If you find out what your state demands of homeschoolers, it would help conversations along.
If you have the means, and they are biologically under 8yo, I would get the ablls curriculum. Mine are over that so I bought the aba curriculum books by a bcba, that are based on developmental age/level. These help with wording and targeting, sequencing, and you could feasibly make a lesson plan if you have training, or go skillset by skillset and get assessments from an aba provider, and consultation to troubleshoot.
Probably to have in him therapy for ot and speech. Something exciting for the children. Unless the specialist is boring. But for extra support if you need it.

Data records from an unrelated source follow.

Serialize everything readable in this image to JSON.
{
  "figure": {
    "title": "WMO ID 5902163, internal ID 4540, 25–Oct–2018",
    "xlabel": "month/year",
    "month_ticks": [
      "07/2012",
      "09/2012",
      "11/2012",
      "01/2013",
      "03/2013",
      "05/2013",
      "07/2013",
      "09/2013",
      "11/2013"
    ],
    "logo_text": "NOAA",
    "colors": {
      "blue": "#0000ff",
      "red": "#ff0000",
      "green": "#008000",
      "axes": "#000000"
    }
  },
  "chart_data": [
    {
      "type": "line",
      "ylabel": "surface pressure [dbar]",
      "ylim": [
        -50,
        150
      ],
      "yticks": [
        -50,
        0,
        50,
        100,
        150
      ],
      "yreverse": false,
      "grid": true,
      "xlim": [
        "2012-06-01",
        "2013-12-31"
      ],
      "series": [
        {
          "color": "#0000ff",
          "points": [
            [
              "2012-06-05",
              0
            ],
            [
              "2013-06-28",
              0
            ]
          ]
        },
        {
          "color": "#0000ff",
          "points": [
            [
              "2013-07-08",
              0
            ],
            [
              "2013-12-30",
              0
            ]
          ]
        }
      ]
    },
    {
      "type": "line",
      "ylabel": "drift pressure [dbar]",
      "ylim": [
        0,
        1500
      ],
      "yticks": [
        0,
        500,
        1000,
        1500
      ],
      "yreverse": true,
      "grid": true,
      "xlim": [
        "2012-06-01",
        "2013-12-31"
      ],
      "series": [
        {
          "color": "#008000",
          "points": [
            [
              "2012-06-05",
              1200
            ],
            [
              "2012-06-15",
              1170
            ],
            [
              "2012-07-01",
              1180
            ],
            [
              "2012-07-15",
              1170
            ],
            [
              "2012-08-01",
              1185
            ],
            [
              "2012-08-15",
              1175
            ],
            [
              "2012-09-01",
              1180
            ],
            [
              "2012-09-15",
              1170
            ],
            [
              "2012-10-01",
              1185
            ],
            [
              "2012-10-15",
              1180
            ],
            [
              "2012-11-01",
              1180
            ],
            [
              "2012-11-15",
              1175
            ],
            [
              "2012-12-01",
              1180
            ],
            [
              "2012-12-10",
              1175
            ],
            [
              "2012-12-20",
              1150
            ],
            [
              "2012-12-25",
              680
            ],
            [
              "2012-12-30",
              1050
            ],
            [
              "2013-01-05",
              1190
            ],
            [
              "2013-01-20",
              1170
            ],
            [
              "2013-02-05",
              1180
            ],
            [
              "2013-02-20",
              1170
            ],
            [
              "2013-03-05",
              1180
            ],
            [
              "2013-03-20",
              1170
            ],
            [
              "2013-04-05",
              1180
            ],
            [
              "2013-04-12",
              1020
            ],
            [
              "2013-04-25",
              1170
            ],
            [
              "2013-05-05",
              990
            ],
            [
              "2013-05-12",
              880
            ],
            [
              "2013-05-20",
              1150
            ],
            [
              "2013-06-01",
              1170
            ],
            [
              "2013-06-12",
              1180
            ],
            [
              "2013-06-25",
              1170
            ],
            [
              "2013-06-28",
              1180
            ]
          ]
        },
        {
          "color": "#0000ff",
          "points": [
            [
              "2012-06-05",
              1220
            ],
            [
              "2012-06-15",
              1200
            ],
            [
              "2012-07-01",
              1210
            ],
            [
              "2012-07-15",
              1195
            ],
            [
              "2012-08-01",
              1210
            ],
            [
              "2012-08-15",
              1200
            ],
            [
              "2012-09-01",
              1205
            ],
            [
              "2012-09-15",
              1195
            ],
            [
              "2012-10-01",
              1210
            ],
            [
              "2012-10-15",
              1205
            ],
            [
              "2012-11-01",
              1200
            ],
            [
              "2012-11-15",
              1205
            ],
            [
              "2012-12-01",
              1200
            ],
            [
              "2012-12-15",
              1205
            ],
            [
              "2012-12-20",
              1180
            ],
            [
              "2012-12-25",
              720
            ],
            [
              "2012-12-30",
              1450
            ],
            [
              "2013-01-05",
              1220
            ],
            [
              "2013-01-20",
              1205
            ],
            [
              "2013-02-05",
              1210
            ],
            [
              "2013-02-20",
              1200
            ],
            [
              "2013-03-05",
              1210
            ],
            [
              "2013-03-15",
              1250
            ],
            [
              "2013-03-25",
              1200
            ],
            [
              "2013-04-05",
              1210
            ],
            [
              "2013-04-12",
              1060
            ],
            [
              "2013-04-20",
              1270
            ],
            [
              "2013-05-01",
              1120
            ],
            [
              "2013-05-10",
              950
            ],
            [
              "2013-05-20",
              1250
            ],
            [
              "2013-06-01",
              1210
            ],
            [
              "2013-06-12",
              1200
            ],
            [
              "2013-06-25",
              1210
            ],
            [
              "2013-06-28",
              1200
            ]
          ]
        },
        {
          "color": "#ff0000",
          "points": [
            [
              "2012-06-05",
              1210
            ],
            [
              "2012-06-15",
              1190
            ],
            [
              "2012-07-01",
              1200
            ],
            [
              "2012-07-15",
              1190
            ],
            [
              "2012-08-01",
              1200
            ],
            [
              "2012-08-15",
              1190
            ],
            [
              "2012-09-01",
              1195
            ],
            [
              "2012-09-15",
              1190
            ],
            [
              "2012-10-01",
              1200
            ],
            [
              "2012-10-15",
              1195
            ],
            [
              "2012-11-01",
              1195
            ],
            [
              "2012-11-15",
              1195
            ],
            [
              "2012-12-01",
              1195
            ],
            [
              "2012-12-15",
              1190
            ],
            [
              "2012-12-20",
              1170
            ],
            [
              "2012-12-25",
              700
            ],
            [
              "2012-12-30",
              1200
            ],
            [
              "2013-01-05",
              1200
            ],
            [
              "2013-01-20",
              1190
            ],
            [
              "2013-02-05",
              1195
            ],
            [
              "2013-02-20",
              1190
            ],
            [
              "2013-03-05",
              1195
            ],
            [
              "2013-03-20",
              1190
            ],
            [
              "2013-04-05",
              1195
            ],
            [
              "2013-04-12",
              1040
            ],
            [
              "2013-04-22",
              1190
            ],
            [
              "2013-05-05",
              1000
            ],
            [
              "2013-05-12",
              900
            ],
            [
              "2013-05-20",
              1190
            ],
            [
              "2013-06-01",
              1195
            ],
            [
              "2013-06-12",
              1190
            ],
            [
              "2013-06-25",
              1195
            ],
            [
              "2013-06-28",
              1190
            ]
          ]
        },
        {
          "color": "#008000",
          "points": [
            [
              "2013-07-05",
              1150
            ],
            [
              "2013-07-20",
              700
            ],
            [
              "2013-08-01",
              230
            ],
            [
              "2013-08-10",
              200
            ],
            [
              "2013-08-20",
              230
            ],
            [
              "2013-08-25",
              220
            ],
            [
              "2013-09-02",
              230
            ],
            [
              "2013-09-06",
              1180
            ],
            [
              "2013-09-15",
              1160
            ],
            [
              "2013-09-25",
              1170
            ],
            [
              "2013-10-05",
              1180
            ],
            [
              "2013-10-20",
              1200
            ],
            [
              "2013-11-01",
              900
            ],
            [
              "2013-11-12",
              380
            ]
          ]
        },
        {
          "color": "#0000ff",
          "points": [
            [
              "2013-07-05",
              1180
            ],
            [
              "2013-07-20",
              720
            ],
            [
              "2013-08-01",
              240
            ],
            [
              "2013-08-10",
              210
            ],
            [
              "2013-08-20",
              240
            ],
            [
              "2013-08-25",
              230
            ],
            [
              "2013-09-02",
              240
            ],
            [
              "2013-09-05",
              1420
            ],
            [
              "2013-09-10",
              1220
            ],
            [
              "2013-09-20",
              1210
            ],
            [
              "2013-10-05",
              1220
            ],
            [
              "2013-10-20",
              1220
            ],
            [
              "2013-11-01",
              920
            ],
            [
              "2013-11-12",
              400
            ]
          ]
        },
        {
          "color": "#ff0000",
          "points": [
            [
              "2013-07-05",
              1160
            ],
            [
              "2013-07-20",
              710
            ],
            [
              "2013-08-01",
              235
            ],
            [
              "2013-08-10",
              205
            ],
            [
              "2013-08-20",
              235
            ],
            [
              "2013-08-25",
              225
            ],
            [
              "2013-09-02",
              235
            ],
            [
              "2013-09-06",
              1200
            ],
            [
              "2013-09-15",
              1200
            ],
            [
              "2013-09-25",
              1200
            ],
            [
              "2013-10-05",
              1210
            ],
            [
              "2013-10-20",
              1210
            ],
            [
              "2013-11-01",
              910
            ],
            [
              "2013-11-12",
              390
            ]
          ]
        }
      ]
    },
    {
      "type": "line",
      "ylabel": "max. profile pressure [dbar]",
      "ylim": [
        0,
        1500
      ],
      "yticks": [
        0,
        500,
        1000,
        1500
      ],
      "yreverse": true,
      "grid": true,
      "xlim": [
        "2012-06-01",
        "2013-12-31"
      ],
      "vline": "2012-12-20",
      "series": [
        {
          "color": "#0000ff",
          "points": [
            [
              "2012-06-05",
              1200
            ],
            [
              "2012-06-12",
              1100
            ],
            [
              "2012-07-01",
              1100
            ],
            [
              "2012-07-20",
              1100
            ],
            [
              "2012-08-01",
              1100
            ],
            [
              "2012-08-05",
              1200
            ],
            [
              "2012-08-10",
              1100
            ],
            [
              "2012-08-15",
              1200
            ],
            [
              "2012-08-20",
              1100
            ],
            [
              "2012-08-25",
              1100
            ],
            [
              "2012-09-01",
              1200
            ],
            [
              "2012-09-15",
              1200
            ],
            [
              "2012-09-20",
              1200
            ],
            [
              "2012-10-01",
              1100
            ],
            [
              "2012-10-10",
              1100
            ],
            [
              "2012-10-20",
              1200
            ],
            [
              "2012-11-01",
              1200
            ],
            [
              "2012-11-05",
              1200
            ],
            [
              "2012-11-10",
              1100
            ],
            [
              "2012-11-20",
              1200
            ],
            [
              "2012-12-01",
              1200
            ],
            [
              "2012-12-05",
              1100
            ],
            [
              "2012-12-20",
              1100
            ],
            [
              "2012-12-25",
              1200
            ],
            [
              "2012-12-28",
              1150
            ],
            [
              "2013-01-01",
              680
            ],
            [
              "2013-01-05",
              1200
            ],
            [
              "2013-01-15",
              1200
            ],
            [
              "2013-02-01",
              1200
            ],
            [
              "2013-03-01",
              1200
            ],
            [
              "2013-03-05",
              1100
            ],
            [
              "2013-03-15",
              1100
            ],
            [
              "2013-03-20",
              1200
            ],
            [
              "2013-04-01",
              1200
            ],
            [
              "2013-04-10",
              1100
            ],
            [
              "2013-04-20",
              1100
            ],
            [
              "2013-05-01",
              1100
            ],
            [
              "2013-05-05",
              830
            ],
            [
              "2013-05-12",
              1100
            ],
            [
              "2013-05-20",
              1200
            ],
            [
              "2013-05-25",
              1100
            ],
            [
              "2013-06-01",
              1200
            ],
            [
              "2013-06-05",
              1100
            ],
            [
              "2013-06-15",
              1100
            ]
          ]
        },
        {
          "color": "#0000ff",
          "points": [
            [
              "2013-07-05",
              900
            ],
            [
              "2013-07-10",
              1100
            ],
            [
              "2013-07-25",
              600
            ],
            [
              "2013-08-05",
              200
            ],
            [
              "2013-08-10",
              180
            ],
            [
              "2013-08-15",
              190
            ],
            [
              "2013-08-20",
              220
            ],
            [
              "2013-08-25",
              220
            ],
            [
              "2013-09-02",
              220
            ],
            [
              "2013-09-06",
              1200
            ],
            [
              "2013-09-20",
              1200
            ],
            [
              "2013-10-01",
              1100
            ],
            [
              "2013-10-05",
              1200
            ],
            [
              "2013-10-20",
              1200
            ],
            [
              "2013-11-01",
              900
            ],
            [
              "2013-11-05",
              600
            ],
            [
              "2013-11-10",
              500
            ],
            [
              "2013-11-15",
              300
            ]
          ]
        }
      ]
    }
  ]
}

On ablls? You may be surprised it is a standardly implemented curriculum for students in contained classrooms. In my experience, they do somethig like I just mentioned, pulling from one or two areas at a time for kids who hadn't received ABA in preschool. I suggest looking into it and asking therapists/educators because it is insightful for how things happen in school, for comparison sake, and many areas demand a lot of student monitoring while other states and provinces do not.
Thank you @A MyAutismTeam Member this is awesome. My son is six, and we want to start general
Mapping to a kingergarten curriculum. Some K skills he is advanced and on or below in others—I am trying to find a really good homeschool curriculum. I will lookup what “ablls” is - any further info you have on that I am all ears!